Red Hood: Outlaw #28 could easily be described in one word- action. This issue is 90% fight sequences and, luckily for the reader, the brawls are pretty entertaining. These aren’t the highly stylized, acrobatic shootouts fans of the series are used to from Dexter Soy. Instead, artist Pete Woods draws a more claustrophobic type of combat that feels more like a sloppy street brawl than anything else- and it totally works.
This issue is really broken up into two major fights, each drawn and paced quite well by Woods. There is still some room for improvement and moments where the panel by panel flow feels a bit jarring, but overall the action is easy to follow and exciting to experience. The opening fight, for example, is reminiscent of the church battle royale from Kingsman: The Secret Service, with Jason Todd fending off scores of townsfolk in undeniably brutal fashion as they attempt to kill him for no real reason.
In a way, however, that is a problem with this issue- there’s no reason for all this chaos and carnage. There is no denying how entertaining these clashes are, but thus far there is no meaning to them, thus no impact. This issue just moves from one fight to the next without giving and context or explanation as to what caused the fight or why the fight is important. Violence for the sake of violence can be entertaining, but is ultimately forgettable.
One unexpected aspect of Red Hood: Outlaw #28 is how humorous it was, although that seems to contradict the new direction of Jason Todd. Jason has never shied away from quips in the past, especially when surrounded by his Outlaws. With this new title and costume, however, readers were supposed to see a grittier, angrier, and more serious Red Hood than before, making the amount of humor in this issue a little surprising. The humor works, no doubt about it, it simply feels a bit off given the supposed new direction of the character.
Writer Scott Lobdell even throws in a bit of fourth-wall breaking, self-referential humor to kick off this book that, once again, is indeed funny but out of place. Lobdell introduces Wingman to the series, who is hot on the trail of Jason, however uses the narration to explain the character’s introduction is just a “subplot” and won’t be referenced again for another few issues. What’s the point of introducing him then? To fill pages? I understand Jason has a history with the Wingman, but right now this little interjection just serves a distraction that delays the real start to this issue.
These opening pages could’ve been used better, perhaps to show Jason Todd grieve over Roy Harper’s death- something that was sorely missing from the previous issue. Once again, it is a little frustrating and questionable that Jason remains so unaffected by Roy’s death. Of course, Jason understands better than anybody that death is not permanent, but it is nonetheless unbelievable that Jason so quickly moves on from the sudden murder of his best friend. I’d much prefer to read a story about Jason Todd hunting down Roy’s murderers than his investigation into underlife, and it would help make the Heroes in Crisis event more cohesive across multiple properties (which it is already doing a fantastic job of, by the way).

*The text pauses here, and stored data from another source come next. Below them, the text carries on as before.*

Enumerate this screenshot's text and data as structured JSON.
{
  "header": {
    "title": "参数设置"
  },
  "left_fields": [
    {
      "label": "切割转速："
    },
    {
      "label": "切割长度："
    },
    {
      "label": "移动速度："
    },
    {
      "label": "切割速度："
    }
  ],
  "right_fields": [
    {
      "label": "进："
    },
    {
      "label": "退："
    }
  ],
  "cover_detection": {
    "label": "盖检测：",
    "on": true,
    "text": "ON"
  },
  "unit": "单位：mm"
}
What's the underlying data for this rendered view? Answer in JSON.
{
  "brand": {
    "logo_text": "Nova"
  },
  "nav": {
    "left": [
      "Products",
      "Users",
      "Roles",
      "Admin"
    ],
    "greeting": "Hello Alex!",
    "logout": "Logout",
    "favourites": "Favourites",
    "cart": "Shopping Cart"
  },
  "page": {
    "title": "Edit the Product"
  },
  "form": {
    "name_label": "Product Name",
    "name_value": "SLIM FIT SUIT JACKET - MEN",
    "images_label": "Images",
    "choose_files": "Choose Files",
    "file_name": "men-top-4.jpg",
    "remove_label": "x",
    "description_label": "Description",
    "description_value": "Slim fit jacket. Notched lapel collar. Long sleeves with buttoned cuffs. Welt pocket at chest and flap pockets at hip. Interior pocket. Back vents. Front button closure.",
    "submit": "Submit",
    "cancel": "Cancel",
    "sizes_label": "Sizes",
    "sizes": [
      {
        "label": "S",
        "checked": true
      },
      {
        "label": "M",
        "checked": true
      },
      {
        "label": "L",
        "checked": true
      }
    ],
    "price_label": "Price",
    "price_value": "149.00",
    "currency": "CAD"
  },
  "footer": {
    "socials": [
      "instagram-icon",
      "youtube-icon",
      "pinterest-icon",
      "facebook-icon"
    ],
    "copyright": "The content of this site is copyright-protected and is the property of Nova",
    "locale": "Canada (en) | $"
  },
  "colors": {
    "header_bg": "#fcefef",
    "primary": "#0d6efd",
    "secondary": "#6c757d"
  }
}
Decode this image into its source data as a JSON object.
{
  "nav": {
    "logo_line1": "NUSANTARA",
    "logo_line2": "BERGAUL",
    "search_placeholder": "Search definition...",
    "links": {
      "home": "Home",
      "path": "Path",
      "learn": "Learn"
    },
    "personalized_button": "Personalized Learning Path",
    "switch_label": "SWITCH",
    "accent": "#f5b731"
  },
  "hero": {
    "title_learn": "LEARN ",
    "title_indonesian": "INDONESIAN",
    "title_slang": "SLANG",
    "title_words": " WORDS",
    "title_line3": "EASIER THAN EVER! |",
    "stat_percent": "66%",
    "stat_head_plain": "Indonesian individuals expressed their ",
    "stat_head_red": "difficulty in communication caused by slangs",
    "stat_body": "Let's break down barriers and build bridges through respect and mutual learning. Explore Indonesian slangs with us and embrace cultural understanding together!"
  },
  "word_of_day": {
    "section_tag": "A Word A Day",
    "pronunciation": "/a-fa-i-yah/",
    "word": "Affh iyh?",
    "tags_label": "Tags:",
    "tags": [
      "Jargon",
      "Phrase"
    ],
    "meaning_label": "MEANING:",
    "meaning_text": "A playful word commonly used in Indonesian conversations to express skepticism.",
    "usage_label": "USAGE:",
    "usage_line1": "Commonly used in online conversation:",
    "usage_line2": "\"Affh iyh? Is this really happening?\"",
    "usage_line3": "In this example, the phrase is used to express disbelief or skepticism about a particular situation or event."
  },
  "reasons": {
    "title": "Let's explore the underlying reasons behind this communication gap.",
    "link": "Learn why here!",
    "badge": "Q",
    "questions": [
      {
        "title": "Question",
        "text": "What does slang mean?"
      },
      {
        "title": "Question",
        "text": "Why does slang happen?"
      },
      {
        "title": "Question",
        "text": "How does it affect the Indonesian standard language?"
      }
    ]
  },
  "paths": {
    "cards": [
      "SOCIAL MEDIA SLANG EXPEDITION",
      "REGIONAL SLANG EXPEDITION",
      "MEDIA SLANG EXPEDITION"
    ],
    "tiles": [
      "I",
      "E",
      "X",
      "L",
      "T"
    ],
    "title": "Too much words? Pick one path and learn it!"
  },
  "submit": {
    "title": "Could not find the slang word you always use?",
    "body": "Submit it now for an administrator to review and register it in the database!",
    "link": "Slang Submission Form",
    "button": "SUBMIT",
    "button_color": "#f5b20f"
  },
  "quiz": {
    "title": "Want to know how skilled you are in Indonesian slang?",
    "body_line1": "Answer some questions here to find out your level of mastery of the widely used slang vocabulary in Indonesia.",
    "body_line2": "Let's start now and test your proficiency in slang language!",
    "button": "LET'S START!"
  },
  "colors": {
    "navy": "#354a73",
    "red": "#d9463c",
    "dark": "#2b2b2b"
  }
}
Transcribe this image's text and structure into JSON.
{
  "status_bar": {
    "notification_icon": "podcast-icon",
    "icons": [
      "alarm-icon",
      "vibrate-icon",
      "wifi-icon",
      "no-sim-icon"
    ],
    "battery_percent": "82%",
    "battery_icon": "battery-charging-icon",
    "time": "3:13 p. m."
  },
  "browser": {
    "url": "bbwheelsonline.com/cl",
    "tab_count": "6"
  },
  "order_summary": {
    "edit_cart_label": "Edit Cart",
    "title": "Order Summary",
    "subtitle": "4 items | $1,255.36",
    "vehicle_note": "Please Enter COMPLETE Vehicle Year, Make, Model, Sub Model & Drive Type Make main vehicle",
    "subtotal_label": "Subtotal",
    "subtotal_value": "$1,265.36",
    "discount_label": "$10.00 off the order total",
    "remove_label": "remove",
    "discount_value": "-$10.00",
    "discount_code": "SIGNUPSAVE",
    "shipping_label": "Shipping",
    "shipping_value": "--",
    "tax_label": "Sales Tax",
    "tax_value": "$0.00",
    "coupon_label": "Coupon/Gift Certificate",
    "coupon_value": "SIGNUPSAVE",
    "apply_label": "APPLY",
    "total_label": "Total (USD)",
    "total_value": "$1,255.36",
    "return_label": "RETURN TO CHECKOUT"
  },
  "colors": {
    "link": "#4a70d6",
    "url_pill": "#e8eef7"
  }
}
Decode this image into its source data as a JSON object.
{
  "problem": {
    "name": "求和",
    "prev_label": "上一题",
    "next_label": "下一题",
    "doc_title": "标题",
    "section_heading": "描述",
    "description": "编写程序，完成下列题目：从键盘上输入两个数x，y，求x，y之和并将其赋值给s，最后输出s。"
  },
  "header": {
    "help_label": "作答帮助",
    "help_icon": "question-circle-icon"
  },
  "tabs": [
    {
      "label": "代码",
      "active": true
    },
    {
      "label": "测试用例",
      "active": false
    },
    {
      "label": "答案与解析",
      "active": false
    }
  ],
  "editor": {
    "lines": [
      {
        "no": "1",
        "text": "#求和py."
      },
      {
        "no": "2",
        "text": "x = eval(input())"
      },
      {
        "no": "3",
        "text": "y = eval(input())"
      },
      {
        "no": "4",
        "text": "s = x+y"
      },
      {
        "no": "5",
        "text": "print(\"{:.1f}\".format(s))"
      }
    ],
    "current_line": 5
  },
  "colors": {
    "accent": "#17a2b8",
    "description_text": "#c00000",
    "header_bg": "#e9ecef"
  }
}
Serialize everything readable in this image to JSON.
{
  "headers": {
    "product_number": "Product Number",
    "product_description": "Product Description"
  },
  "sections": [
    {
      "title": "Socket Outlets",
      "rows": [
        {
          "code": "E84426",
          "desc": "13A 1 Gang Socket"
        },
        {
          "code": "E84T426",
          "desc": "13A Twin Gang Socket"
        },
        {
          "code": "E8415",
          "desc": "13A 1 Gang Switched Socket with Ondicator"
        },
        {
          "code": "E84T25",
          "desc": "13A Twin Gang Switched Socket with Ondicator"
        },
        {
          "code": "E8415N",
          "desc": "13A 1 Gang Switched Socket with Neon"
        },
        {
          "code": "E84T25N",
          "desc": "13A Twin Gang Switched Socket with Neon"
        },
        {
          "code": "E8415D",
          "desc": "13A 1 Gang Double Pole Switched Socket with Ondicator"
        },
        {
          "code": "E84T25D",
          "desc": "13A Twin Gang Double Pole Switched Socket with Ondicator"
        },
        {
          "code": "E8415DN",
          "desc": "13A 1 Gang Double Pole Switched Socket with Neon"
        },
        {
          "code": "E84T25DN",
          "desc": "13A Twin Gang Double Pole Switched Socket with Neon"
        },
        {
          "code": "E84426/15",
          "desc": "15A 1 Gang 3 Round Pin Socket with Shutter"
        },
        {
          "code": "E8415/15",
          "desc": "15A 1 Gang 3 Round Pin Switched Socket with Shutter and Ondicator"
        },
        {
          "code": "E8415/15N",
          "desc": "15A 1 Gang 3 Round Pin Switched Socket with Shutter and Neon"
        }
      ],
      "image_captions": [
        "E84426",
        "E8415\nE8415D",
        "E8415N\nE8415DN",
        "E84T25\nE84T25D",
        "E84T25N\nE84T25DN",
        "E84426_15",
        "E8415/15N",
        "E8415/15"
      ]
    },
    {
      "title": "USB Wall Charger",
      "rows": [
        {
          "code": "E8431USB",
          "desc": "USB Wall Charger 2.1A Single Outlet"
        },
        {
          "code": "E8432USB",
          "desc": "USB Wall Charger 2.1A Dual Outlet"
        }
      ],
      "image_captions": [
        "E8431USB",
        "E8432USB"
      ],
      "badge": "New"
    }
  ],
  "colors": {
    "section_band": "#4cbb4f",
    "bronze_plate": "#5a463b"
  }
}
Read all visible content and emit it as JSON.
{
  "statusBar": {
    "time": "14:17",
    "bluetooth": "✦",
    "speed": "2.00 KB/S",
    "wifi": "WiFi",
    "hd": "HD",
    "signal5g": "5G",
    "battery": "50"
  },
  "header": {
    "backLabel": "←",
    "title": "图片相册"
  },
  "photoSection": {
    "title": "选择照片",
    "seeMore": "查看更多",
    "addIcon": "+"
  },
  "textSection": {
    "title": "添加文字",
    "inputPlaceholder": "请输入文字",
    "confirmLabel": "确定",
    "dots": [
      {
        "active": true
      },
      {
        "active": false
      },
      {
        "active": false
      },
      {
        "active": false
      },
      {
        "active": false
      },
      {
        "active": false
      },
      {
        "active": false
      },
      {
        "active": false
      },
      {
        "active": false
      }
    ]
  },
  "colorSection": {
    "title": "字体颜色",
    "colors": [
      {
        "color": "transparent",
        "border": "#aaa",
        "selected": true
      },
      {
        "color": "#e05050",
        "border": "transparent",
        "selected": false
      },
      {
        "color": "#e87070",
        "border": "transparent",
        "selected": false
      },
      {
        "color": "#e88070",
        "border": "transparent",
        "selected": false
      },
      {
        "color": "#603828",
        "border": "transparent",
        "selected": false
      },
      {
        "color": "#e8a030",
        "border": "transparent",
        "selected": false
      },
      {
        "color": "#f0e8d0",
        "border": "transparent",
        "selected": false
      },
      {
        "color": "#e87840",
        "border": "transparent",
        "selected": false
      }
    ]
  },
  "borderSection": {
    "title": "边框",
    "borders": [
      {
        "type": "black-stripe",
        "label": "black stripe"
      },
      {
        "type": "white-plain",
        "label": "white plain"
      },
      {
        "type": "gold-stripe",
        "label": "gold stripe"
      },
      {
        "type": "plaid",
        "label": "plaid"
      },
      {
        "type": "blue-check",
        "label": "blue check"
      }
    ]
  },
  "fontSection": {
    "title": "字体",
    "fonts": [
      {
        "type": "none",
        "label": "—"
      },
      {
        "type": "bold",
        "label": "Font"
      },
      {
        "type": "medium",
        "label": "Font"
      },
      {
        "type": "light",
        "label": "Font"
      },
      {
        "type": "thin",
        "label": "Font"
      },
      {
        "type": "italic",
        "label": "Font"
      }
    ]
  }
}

Red Hood: Outlaw #28 is enjoyable, but ultimately lacking where it counts. The action is constant and well illustrated by Pete Woods, but lacks any context or motive which ultimately makes it meaningless. Meanwhile, there’s virtually no story advancement and Jason Todd still shows almost no grief or emotion other than humor. At this point, it’s about time to bring the Outlaws back and get this series back on track.